Für 3-4 Personen

    Eis aus einem Gemüse? Ja, ihr dürft ruhig etwas skeptisch sein. Das waren wir nämlich selbst, als wir das Rezept zum ersten Mal ausprobiert haben. Belohnt wurden wir mit einem abgefahrenen Geschmackserlebnis. Ihr müsst euch einfach selbst davon überzeugen, wie unglaublich lecker und besonders die Mischung aus Roter Bete und schwarzer Schokolade schmeckt. Die Schokolade gibt eine herbe Note und die rote Knolle einen leicht erdigen Geschmack. Süß ist es natürlich trotzdem, so wie es sich ja auch für Eis gehört und die Schokoladenerde ersetzt in unserem Rezept die knusprige Waffel. Also ein fast ganz normales Eis…

    Die Rote Bete in Alufolie einwickeln und etwa 60-90 Minuten bei 180°C im Backofen garen. Währenddessen könnt ihr die Schokoerde zubereiten. Dafür einfach alle Zutaten miteinander vermischen bis ein sehr trockener, bröckliger "Teig" entsteht. Die Streusel auf einem Backblech verteilen und etwa 10-15 Minuten zur Roten Bete in den Ofen geben. Wenn sie knusprig gebacken sind, abkühlen lassen und zerbröseln, bis eine erdige Struktur entsteht.
    Wenn die Rote Bete ihre Zeit im Ofen abgesessen hat, diese ebenfalls abkühlen lassen, schälen und mit 75ml Milch und dem Zimt in einem Mixer glatt pürieren. Für die Eisgrundmasse wird die restliche Milch gemeinsam mit der Sahne in einem Topf erhitzt. Die Eigelbe mit dem Honig sehr schaumig aufschlagen und die heiße Milch/Sahne Mischung in einem dünnen Strahl, unter ständigem Rühren, unter die Eimasse ziehen. Anschließend wird die gesamte Masse in eine Edelstahl-Schüssel gefüllt und auf dem Wasserbad erhitzt, bis sie deutlich eindickt. Dabei stetig weiterrühren. Die Schokolade ebenfalls auf einem Wasserbad schmelzen und zu der Eismasse rühren. Zum Schluss noch die pürierte Rote Bete untermischen und alles zu einer glatten Masse rühren. Nun muss die Eismasse komplett abkühlen und im Kühlschrank weiter runterkühlen, bis sie in die Eismaschine gefüllt werden kann. Wir haben nur eine ganz einfache Eismaschine und geben das fertige Eis, nach der Maschine, noch einmal in einer Metallform für 1-2 Stunden in den Gefrierschrank, damit es eine bessere Konsistenz bekommt.

    31 Kommentare

    • Wieder ein Rezept zum Nachahmen. Ich muss allerdings einige Zutaten austauschen, damit das Eis laktosefrei wird. Mandeln und Haselnüsse betrifft dies auch. Aber es ist machbar ;-).

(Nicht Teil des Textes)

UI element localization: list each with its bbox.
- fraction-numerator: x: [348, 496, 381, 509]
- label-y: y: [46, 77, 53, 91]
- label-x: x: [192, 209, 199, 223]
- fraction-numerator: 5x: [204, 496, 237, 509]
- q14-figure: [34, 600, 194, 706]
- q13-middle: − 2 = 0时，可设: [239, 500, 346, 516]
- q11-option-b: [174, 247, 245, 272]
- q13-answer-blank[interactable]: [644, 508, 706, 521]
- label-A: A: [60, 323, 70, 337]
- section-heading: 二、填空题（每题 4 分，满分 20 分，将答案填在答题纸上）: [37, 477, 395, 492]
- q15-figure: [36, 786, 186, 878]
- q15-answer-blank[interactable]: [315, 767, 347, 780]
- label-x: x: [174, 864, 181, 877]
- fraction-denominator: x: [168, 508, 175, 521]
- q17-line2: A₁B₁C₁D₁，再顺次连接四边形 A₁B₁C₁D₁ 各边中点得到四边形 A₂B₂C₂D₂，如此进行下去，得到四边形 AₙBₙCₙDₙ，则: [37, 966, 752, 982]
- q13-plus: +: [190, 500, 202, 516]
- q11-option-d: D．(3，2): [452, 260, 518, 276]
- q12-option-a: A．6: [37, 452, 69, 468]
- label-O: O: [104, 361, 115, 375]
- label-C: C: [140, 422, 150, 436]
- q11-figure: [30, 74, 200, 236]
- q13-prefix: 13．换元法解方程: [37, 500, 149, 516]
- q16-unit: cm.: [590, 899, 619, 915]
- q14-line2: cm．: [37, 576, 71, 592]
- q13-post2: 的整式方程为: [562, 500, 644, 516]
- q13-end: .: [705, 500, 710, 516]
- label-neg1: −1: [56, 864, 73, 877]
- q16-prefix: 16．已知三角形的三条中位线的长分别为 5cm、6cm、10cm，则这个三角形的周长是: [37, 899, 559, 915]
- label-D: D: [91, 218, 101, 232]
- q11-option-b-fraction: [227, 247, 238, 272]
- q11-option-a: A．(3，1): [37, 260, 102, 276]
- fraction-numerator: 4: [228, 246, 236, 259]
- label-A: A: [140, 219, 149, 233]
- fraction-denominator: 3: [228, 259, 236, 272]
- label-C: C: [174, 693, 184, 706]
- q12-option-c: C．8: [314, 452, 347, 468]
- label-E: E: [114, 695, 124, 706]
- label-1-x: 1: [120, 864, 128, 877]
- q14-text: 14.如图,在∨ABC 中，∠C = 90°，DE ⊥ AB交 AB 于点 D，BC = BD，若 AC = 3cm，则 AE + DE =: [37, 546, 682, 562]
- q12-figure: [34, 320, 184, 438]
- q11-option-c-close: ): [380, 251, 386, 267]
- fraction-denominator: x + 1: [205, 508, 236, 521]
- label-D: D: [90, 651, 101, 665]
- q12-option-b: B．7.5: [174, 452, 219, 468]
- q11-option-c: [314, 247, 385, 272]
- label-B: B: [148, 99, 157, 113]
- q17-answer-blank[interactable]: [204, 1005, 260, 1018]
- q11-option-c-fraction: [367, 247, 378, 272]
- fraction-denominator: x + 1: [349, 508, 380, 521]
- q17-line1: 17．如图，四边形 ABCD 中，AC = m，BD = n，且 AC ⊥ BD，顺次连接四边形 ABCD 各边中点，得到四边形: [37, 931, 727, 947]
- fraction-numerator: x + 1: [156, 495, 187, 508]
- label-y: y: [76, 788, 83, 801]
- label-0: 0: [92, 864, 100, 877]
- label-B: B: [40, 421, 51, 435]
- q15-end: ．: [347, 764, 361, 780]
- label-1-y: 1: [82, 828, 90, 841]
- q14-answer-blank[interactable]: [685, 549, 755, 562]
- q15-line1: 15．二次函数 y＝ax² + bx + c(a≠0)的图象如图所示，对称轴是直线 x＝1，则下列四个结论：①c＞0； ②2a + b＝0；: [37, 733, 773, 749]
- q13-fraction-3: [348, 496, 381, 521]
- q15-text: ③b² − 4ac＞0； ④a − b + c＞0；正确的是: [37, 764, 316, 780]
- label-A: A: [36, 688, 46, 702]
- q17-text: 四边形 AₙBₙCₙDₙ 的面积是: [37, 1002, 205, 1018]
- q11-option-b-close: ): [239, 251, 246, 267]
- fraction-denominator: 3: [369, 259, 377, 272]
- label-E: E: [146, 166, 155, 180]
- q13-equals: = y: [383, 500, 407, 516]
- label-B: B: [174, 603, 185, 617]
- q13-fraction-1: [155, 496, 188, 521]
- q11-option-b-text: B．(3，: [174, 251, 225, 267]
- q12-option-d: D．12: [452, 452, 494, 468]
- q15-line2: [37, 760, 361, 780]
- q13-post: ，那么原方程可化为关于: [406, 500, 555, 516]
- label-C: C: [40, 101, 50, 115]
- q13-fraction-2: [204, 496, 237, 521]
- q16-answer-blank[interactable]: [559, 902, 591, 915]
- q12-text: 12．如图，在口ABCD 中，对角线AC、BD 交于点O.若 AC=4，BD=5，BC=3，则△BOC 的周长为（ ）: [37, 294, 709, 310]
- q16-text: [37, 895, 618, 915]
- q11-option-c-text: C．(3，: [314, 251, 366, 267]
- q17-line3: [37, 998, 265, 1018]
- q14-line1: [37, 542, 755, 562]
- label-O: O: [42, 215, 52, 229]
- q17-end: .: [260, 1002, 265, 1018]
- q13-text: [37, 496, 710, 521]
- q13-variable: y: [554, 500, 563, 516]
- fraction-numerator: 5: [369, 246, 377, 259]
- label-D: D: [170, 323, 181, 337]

      Vielen Dank für die Anregungen.

      PS.: Ich mag Rote Beete!!! Auch im Heringssalat.

    • Hallo ihr „Krautköpfe“,

      die Kombination hört sich ja echt spannend an, im ersten Moment etwas gruselig, für Rote-Beete-Phobie-Haber wie mich, aber ich glaube ich würde es nur aus Interesse mal ausprobieren.

      Viele Grüße,
      Cédric von TheCookiez, dem Foodblog von drei Teenagern.

      P.S.: In unserem Adventskalender ist auch das ein oder andere Türchen vegetarisch. Schaut mal ab dem 1. Dezember unter http://thecookiez.com/thema/adventskalender vorbei.

      P.P.S: Hübscher Blog :)

    • Eure Seite ist toll ! Inspirierend, sinnlich und macht mir sofort Lust, alles gleich nachzukochen..und zu backen. Die Art der Ernährung ist genau meine.
      Vollwertig, gesund, 100 % natürlich und hochwertig! Industriefraßfrei…..ohne Zucker + Weissmehl…und Aromastoffe..etc
      Ganz toll fände ich, wenn ihr auch paar glutenfreie Rezepte hättet, denn Gluten ist auch ungesund. (Nicht nur für Allergiker.)
      Ich werde Euch weiterempfehlen !

    • Sehr schöner Blog und tolle Rezepte! Ich frage mich schon eine ganze Weile, wo ich wohl solche Teller bekommen könnte. Könnt ihr mir da weiterhelfen?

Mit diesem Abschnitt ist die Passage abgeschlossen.